In her mind’s eye she saw this place deserted, the beaches windswept and silent, the villages empty and forlorn. A shiver slid down her spine.
No, she told herself. I won’t let that happen. I swore I’d find a way to help these people, and that’s what I will do. Somehow.
She was glad when they arrived back at Dun Mallach.
Cailean guided Arrow into the courtyard where he pulled him to a halt. Two stable hands came running to take hold of his and Snip’s bridles as Cailean swung effortlessly down.
Then, before she could swing her leg over the saddle, he reached up, put his hands on her waist, and lifted her to the ground as if she weighed nothing at all.
Rose harrumphed as he set her on her feet. “Will you stop doing that? I’m not a sack of turnips.”
Amusement danced in his eyes. “Are ye sure? Ye ride like one.”
She didn’t dignify that with an answer. Instead, she made do with a glare.
“Come,” he said, ignoring her ire. “I have something to show ye.”
Rose followed him into the keep. Once inside, he led her along the wide, echoing passage that ran the length of the interior. They passed doors and rooms she’d not yet seen, some open and some closed, until Cailean came to a halt in a small, round antechamber with three doors leading off it.
Reaching beneath his tunic, he pulled out a key on a string, and unlocked one of the doors. Within, Rose found a small, neat room with a single wooden desk and two chairs.
Cailean looked around the room, his dark eyes scanning the well-kept space.
“I havenae been in this room for a long time,” he said, almost to himself. “This was my father’s study. He used to spend hours in here studying languages and history.” He smiled wryly. “And, I think, to escape the demands of the clan.”
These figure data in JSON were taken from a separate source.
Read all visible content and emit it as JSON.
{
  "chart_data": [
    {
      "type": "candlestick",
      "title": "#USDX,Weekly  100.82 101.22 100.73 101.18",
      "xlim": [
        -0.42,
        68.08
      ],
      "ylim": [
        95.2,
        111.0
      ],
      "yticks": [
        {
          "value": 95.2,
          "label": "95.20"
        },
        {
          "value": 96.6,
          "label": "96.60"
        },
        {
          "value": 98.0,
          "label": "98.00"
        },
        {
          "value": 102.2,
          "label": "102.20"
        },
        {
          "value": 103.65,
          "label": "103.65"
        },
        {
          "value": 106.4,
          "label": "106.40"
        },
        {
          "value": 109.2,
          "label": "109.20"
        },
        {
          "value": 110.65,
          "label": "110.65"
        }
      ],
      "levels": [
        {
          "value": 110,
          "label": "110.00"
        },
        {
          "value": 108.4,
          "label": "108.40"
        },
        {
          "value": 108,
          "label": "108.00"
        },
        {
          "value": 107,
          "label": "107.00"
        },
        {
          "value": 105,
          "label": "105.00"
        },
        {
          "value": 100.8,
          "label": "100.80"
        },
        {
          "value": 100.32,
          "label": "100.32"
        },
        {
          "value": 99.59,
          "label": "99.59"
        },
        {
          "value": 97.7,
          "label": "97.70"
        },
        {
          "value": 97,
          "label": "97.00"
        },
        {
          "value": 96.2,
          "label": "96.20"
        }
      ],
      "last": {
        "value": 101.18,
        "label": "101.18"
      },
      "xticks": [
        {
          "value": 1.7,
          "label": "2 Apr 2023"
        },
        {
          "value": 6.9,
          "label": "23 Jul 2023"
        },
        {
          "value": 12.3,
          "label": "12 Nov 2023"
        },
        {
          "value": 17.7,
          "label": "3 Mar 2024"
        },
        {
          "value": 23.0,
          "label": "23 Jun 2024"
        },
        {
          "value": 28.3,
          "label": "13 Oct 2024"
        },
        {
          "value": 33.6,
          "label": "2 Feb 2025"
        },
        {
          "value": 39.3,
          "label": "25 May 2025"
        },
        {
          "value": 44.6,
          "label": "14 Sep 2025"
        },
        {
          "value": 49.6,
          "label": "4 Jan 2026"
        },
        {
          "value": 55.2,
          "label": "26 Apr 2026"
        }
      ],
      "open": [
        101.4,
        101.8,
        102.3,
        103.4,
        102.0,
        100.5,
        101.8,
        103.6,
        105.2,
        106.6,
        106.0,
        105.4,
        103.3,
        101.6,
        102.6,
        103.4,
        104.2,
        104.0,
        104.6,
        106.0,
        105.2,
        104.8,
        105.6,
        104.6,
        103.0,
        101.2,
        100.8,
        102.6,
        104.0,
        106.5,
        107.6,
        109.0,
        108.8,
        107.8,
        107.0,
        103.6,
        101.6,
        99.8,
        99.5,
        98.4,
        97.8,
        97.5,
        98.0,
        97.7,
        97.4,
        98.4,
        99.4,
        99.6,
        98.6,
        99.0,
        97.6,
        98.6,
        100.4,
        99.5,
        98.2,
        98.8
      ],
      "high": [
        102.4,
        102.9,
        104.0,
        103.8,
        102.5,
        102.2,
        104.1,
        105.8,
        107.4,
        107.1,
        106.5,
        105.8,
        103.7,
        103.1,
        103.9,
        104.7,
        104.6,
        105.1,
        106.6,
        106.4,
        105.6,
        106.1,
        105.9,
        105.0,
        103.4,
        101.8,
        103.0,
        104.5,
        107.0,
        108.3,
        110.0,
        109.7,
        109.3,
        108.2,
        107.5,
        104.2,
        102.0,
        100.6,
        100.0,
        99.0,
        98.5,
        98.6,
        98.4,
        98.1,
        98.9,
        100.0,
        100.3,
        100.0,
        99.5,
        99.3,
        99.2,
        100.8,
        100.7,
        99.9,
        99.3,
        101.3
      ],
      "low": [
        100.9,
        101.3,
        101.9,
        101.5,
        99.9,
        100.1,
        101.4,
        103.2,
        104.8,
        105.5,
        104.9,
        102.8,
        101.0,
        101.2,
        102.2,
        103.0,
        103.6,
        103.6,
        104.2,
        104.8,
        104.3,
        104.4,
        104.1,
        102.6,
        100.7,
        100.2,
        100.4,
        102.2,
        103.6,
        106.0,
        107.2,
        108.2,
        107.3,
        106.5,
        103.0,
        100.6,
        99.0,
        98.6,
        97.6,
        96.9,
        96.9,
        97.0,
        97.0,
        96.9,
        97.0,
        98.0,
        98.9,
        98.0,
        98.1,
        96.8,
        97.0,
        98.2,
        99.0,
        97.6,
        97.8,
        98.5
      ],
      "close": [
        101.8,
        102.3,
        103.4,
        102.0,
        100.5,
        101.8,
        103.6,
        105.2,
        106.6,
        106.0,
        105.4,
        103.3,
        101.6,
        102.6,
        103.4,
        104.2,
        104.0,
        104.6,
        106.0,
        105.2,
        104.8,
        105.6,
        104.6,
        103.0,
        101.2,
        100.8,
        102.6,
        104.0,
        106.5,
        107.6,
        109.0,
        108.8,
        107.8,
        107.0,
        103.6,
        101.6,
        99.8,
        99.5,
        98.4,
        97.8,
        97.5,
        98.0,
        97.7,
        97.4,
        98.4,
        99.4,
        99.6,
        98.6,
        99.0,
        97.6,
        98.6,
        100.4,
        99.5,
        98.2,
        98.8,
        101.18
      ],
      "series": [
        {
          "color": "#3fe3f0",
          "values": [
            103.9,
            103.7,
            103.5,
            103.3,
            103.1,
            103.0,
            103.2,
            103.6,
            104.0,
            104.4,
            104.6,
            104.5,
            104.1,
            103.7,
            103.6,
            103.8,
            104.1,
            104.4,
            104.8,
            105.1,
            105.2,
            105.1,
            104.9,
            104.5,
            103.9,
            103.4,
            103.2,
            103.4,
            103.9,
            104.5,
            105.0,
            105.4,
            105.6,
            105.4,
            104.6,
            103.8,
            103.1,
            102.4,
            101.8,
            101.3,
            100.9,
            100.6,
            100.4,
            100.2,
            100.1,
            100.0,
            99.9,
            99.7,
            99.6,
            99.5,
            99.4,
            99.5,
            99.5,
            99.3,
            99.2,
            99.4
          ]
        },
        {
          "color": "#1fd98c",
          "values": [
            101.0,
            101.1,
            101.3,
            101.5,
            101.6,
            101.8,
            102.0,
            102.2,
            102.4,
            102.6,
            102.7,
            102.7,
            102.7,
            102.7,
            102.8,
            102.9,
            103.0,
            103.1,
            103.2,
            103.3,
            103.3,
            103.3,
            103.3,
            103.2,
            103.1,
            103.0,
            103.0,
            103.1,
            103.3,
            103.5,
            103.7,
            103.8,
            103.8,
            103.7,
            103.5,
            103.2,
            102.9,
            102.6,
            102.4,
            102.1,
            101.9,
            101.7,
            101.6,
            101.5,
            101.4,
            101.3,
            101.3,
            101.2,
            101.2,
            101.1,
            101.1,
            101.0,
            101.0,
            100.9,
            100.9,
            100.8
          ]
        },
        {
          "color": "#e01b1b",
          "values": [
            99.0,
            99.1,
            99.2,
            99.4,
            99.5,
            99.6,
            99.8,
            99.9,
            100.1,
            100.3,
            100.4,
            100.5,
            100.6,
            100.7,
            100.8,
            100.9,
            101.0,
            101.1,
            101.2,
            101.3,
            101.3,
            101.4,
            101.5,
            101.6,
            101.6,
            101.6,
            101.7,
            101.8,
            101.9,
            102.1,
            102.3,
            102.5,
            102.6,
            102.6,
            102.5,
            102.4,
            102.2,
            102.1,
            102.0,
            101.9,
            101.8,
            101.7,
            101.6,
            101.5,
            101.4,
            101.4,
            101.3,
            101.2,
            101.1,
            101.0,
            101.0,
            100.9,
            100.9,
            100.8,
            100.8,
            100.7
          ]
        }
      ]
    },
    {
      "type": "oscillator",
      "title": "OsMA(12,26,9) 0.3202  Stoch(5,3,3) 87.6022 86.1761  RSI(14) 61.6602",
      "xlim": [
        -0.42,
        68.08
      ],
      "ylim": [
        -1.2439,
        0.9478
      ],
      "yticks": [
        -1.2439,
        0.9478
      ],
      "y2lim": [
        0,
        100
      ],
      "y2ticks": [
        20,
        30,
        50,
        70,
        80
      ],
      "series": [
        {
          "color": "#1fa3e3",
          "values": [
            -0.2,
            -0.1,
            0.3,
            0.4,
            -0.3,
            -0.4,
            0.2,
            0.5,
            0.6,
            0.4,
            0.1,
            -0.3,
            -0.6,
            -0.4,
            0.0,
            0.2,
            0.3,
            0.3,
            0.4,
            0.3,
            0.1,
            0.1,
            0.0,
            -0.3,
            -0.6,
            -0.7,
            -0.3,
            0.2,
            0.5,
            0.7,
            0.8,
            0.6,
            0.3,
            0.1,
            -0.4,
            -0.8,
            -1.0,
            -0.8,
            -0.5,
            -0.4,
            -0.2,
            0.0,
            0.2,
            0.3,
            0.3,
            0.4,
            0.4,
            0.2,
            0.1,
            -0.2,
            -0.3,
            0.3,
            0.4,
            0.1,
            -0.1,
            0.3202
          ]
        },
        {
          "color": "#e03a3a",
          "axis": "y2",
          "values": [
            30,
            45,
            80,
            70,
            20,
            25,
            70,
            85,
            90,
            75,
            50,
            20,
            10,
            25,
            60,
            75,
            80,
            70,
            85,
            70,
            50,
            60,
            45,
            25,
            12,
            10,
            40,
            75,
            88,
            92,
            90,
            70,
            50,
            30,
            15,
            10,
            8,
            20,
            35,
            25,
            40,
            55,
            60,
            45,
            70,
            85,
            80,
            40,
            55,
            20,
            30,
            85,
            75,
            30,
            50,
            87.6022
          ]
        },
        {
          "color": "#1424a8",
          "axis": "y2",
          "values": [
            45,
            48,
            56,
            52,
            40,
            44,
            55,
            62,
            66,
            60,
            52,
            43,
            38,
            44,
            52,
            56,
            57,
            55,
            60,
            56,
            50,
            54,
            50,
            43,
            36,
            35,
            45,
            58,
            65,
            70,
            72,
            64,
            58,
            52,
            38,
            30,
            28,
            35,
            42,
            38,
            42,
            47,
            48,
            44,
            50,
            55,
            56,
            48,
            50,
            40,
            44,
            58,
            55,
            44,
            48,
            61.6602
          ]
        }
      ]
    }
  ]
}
Rose examined the space. There were several bookcases filled with rolled parchments, a number of quills laid out neatly on the desk along with an inkpot.
A huge leather-bound book stood open on a stand, which she guessed was a Bible.
The place spoke of scholarship and learning, and although Cailean might not have been here in a while, somebody still obviously kept the place scrupulously clean.